6.28.2005

Dear Angela. From Dennis Cooper.

Rules of writing

I saw a writer friend of mine this weekend. This writer teaches in a graduate fiction writing program. The writer told me that in this program, the students are given a set of basic rules for writing fiction that they're expected to follow. For example, one rule is that every story must contain a triangle (i.e., one character wants another character to love him or her, but that character loves a third character. Or, a detective wants to solve a crime but there's something in his past that makes his investigation go wrong.) Another rule is that dialogue can never be used to advance the narrative. Do I need to say that these kinds of rules are not only bullshit but very destructive to a young writer? These kinds of rules are the standard in contemporary writing programs. No wonder that 80+ percent of the fiction books that get published in the US are 'well written' mediocrities. I think it's infuriating and tragic. Anyway, it made me pull out a list of guidelines I gave students in a writing workshop I taught a long time ago. In hindsight, I think they're sometimes too abstract and sometimes kind of obvious, but I think that, as rules go, they're a lot better than the aforementioned. Here are some of them:

-- Study the content, form, style, and structure of your very favorite music, visual art, movies, pornography, video games, fiction, etc. (Do not prioritize fiction over the other mediums.) Why are your favorites so special? What do they have in common? If you can figure that out, that's what you want to write.

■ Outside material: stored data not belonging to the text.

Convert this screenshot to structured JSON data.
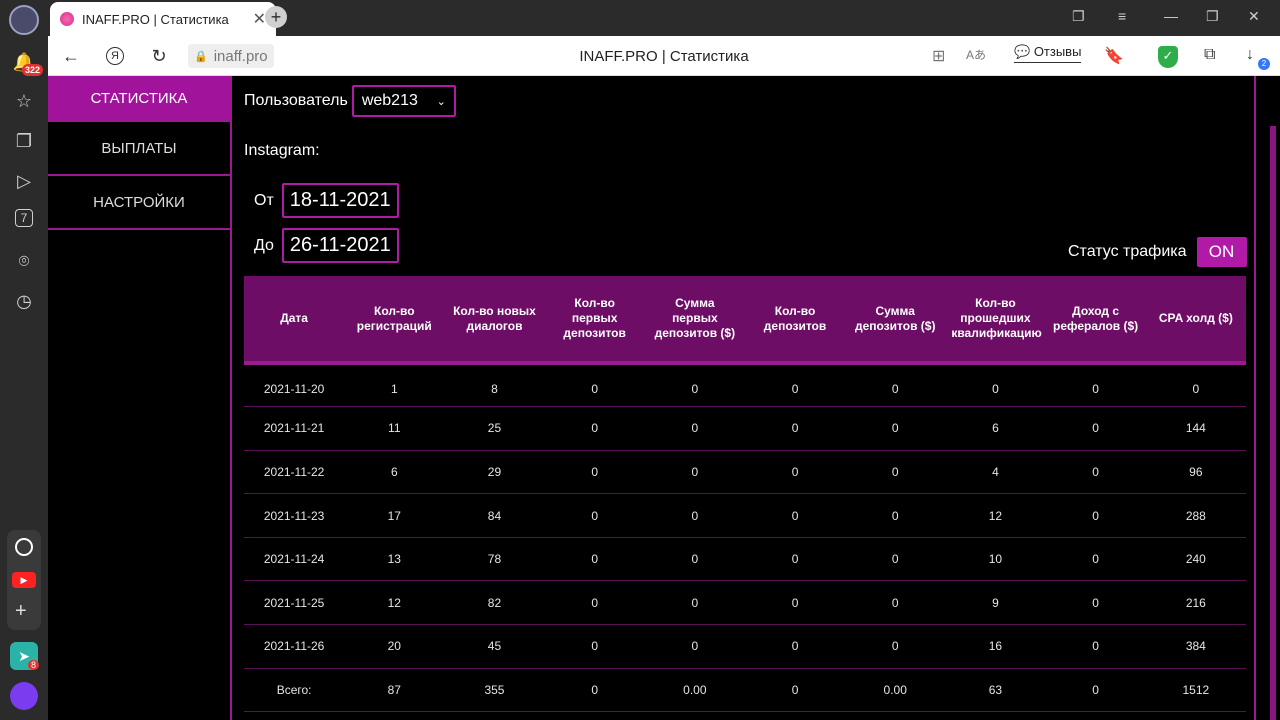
{
  "browser": {
    "tab_title": "INAFF.PRO | Статистика",
    "url": "inaff.pro",
    "page_title": "INAFF.PRO | Статистика",
    "reviews_label": "Отзывы",
    "notification_count": "322",
    "app_badge": "8",
    "download_badge": "2",
    "calendar_day": "7"
  },
  "menu": {
    "items": [
      {
        "label": "СТАТИСТИКА"
      },
      {
        "label": "ВЫПЛАТЫ"
      },
      {
        "label": "НАСТРОЙКИ"
      }
    ]
  },
  "filters": {
    "user_label": "Пользователь",
    "user_value": "web213",
    "section": "Instagram:",
    "from_label": "От",
    "from_value": "18-11-2021",
    "to_label": "До",
    "to_value": "26-11-2021",
    "traffic_label": "Статус трафика",
    "traffic_value": "ON"
  },
  "table": {
    "headers": [
      "Дата",
      "Кол-во регистраций",
      "Кол-во новых диалогов",
      "Кол-во первых депозитов",
      "Сумма первых депозитов ($)",
      "Кол-во депозитов",
      "Сумма депозитов ($)",
      "Кол-во прошедших квалификацию",
      "Доход с рефералов ($)",
      "CPA холд ($)"
    ],
    "rows": [
      [
        "2021-11-20",
        "1",
        "8",
        "0",
        "0",
        "0",
        "0",
        "0",
        "0",
        "0"
      ],
      [
        "2021-11-21",
        "11",
        "25",
        "0",
        "0",
        "0",
        "0",
        "6",
        "0",
        "144"
      ],
      [
        "2021-11-22",
        "6",
        "29",
        "0",
        "0",
        "0",
        "0",
        "4",
        "0",
        "96"
      ],
      [
        "2021-11-23",
        "17",
        "84",
        "0",
        "0",
        "0",
        "0",
        "12",
        "0",
        "288"
      ],
      [
        "2021-11-24",
        "13",
        "78",
        "0",
        "0",
        "0",
        "0",
        "10",
        "0",
        "240"
      ],
      [
        "2021-11-25",
        "12",
        "82",
        "0",
        "0",
        "0",
        "0",
        "9",
        "0",
        "216"
      ],
      [
        "2021-11-26",
        "20",
        "45",
        "0",
        "0",
        "0",
        "0",
        "16",
        "0",
        "384"
      ],
      [
        "Всего:",
        "87",
        "355",
        "0",
        "0.00",
        "0",
        "0.00",
        "63",
        "0",
        "1512"
      ]
    ]
  },
  "colors": {
    "accent": "#b01aa6",
    "header_bg": "#6e0d66",
    "background": "#000000"
  }
}
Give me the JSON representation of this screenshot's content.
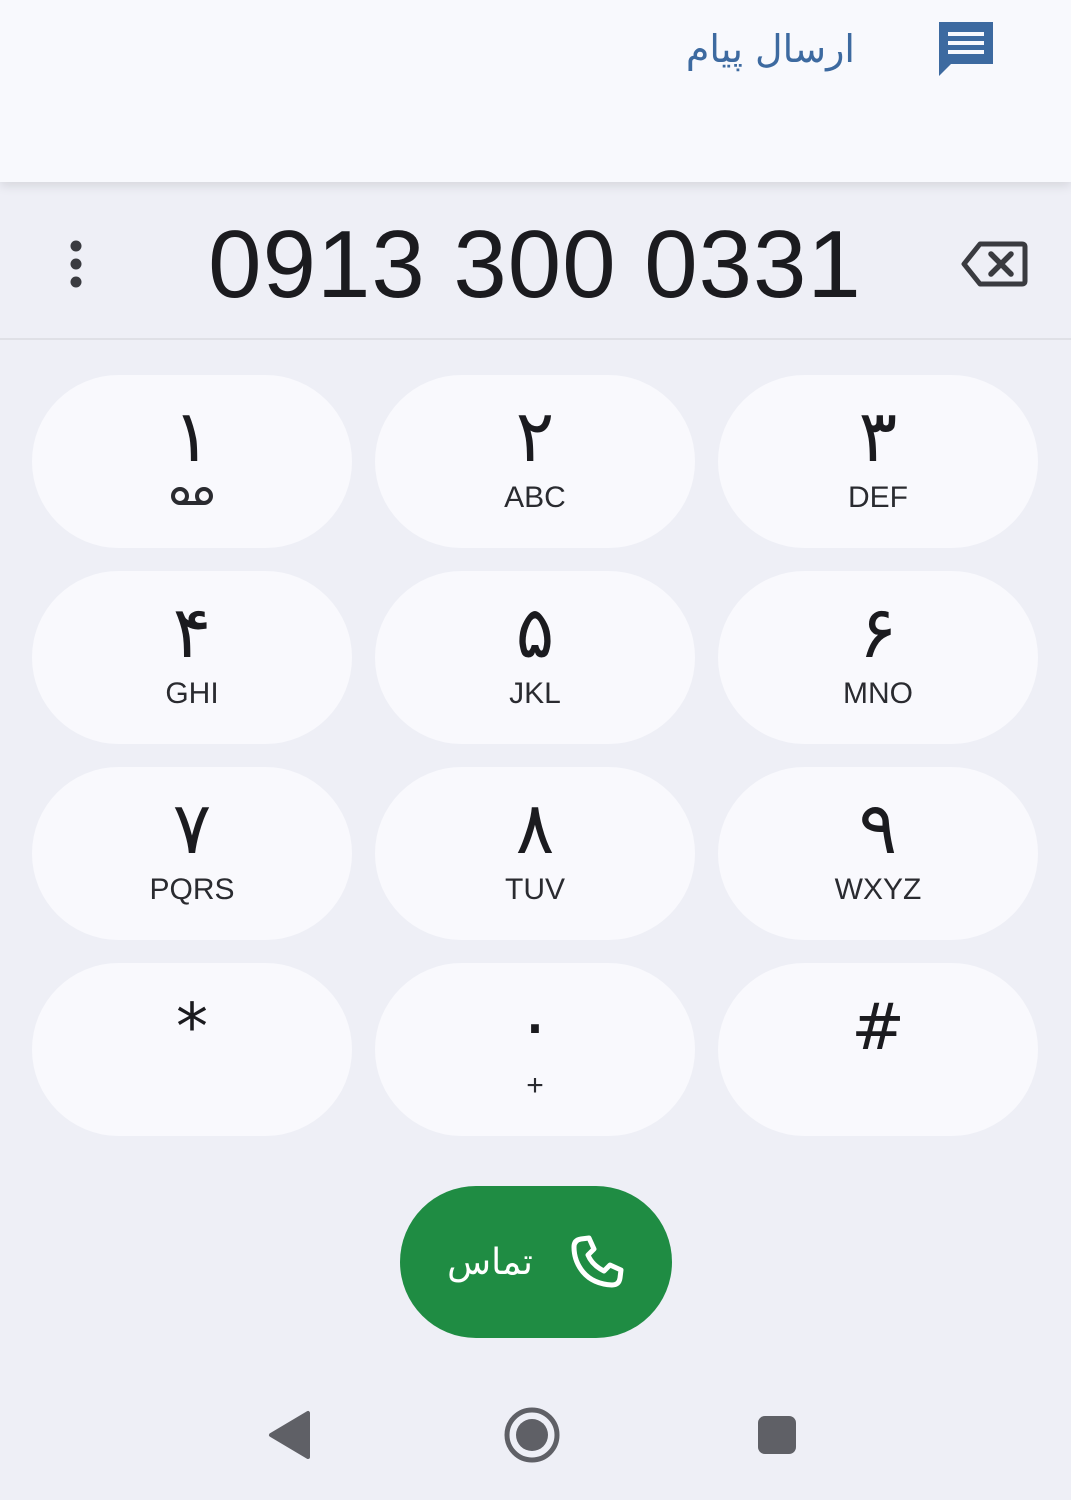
{
  "top_bar": {
    "send_message_label": "ارسال پیام",
    "message_icon": "message-icon"
  },
  "dialer": {
    "number": "0913 300 0331",
    "more_icon": "more-vert-icon",
    "backspace_icon": "backspace-icon"
  },
  "keys": [
    {
      "digit": "۱",
      "letters": "",
      "icon": "voicemail-icon"
    },
    {
      "digit": "۲",
      "letters": "ABC"
    },
    {
      "digit": "۳",
      "letters": "DEF"
    },
    {
      "digit": "۴",
      "letters": "GHI"
    },
    {
      "digit": "۵",
      "letters": "JKL"
    },
    {
      "digit": "۶",
      "letters": "MNO"
    },
    {
      "digit": "۷",
      "letters": "PQRS"
    },
    {
      "digit": "۸",
      "letters": "TUV"
    },
    {
      "digit": "۹",
      "letters": "WXYZ"
    },
    {
      "digit": "*",
      "letters": ""
    },
    {
      "digit": "۰",
      "letters": "+"
    },
    {
      "digit": "#",
      "letters": ""
    }
  ],
  "call": {
    "label": "تماس",
    "icon": "phone-icon"
  },
  "nav": {
    "back_icon": "back-icon",
    "home_icon": "home-icon",
    "recents_icon": "recents-icon"
  },
  "colors": {
    "accent_blue": "#3d6aa0",
    "call_green": "#1f8c43",
    "background": "#eeeff6",
    "key_background": "#f9f9fd"
  }
}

-- Fiction is a drug. The reader is a druggie. The writer is the chemist designing a drug that will give the reader an ideal high. Don't design a drug that already exists. If you do, no one will remember the high you gave them.

-- Characters are not real people. They are designs with human names. The design itself can be revised into any other design as long as it retains its name and keeps you fascinated while you're writing.

-- Life doesn't have a plot. It never deliver what you expect or want or are promised. Life's interesting even when nothing dramatic or important is happening. Pay close attention to the shape of your life. Realize that everyone's life has a unique shape. If you want to write about your life or someone else's life, do its unique shape justice.

-- If someone you respect tells you that you've very talented, believe him or her. People who recognize talent are always right. The vast majority of people who don't recognize talent are always wrong.

-- Every sentence is important. Every sentence is a gymnast. Every sentence is a detail in a work of architecture. Every sentence is hiding something.

-- If it helps, I never took a single fiction writing class or workshop. When I first started writing seriously, most of my writer friends were much more talented than I was, and they received much more praise than I did. Not a one of them became a published writer. For the first ten years that I was writing, 95 percent of the work I submitted to magazines was rejected without so much as an encouraging word. Twenty-seven publishers rejected my first novel 'Closer' before Grove Press accepted it.